The new film once again pairs Smith and Jones as Agents J and K. You know the drill: Wise-cracking J is constantly trying to get surly old K to lighten up, but of course it never works. They don't have much time for quips, though, because a powerful alien named Boris (played by Jemaine Clement) has just escaped from a prison on the moon, and he wants revenge against K, who locked him up back in 1969. Boris goes back in time and kills K, which creates a new reality where J is the only person in the present who remembers his partner. So, naturally, J has to go back in time to save K.
Men in Black 3 is bookended by the present-day sequences, but its best moments are in the middle section, when J is in 1969 teaming up with a younger but still tight-lipped K. The character is here played by Josh Brolin, who's basically doing an extended Tommy Lee Jones riff. That ought to be a rather one-note joke, but it turns out to be such a supple, elastic gag that I spent most of Brolin's screen time marveling at how he was doing it. I finally decided that the secret was Brolin's clear affection for Jones's performance and his commitment to replicating not just its mannerisms but also its spiritual essence. Brolin isn't just doing Jones as a younger man; he's also doing Jones as a straight man—the reliably rigid counterpoint to Smith's manic foolishness. Brolin does a rather marvelous job sparring with his co-star. (This helps mitigate some of the creakier "Hey, 1969 was sure different, huh?" gags.) Very cleverly, Men in Black 3 finds a way to freshen up the series's odd-couple pairing: get another actor to substitute for one of them.
It's easy to forget that the first, hilarious Men in Black had an emotional undercurrent to it, too: K's reserved manner was actually masking deep-seated regrets for a life he could have had.

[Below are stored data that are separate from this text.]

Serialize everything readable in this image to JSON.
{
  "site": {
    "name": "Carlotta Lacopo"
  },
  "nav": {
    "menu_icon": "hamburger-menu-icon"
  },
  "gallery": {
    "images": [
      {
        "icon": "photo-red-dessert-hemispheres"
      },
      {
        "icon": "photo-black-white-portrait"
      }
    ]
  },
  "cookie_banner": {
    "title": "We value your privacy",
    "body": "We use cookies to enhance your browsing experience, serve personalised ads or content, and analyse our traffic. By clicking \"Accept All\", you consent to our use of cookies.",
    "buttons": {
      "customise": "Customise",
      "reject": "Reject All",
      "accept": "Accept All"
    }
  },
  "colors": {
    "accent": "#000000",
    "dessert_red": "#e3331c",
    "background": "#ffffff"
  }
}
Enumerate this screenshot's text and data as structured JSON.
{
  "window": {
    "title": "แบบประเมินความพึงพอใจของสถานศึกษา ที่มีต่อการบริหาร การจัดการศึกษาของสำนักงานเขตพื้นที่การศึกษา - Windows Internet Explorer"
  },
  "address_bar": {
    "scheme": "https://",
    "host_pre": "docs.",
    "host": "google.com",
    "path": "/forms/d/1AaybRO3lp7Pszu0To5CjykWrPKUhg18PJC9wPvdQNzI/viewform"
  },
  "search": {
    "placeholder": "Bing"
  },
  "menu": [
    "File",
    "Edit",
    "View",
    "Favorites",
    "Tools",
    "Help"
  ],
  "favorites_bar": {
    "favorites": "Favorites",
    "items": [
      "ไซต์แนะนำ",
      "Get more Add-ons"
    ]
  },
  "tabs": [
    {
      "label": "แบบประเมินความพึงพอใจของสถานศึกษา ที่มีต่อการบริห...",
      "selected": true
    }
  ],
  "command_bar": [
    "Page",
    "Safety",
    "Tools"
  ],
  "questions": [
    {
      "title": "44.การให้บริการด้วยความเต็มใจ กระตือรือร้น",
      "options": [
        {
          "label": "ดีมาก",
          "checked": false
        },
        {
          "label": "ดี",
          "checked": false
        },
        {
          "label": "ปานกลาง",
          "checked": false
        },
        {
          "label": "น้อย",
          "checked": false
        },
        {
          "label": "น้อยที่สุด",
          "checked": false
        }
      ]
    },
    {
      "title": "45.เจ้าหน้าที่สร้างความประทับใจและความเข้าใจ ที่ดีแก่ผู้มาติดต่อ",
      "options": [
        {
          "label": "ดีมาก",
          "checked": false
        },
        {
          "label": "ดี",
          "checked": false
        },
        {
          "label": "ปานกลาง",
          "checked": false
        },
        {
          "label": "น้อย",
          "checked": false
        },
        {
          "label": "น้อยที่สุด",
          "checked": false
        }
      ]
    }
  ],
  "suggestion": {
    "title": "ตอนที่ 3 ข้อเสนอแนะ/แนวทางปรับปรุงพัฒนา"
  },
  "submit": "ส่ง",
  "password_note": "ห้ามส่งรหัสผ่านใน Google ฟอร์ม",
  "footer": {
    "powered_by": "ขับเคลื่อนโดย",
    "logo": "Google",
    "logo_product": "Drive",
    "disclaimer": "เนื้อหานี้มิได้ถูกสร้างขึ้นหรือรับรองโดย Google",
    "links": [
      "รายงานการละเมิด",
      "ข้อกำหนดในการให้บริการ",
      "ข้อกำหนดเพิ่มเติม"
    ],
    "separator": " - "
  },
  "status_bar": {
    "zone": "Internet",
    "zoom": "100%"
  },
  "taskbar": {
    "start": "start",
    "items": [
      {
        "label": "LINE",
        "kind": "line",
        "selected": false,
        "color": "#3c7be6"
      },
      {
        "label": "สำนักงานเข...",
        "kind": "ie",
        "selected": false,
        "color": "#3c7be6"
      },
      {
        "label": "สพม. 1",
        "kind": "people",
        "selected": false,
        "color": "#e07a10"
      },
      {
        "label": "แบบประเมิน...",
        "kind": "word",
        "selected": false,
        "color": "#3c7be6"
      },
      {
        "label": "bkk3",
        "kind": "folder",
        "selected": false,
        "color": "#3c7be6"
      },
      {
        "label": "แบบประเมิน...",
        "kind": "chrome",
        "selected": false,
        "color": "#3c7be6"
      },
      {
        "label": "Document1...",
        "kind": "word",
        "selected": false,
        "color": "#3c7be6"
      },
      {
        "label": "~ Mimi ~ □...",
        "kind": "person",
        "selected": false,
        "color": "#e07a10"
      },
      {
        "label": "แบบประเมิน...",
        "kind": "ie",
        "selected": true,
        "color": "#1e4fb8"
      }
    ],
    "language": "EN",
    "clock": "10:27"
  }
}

With a light tough, director Barry Sonnenfeld deftly mixed these disparate moods, and if you don't realize how challenging that was to pull off, watch how badly he did it in Men in Black II. This new film has a poignancy as well, and again Sonnenfeld strikes the right balance. It comes through mostly in a great performance from Michael Stuhlbarg as an alien who has the ability to see lots of different possible futures at the same time, each outcome determined by the slightest difference in individual actions. His character really should be just a plot device to build suspense about how J's trip to the past may affect the present, but happily, Stuhlbarg invests it with a mystical wistfulness. As with the rest of Men in Black 3, his performance carries with it a little something extra, a flourish that suggests the cast and crew actually went to the trouble of trying to make this movie good. It's sad that that's something of a rarity with sequels of this size.
But let's not overlook Smith. This is his first film in four years, and while I'm not sure that the world was clamoring for his return in the guise of another Men in Black movie, there's no denying that this role fits him as sharply as the suits his character wears. A little older and a little thicker now—he was only 28 when the first Men in Black came out—the man still has his crack comic timing and effortless gait. No matter his questionable career choices of late, Smith remains as natural an onscreen presence as he always was. Like the Men in Black series, Smith doesn't have as much spring in his step as he once did, and perhaps his glory days are behind him. But it's nice to be reminded why we cared so much in the first place.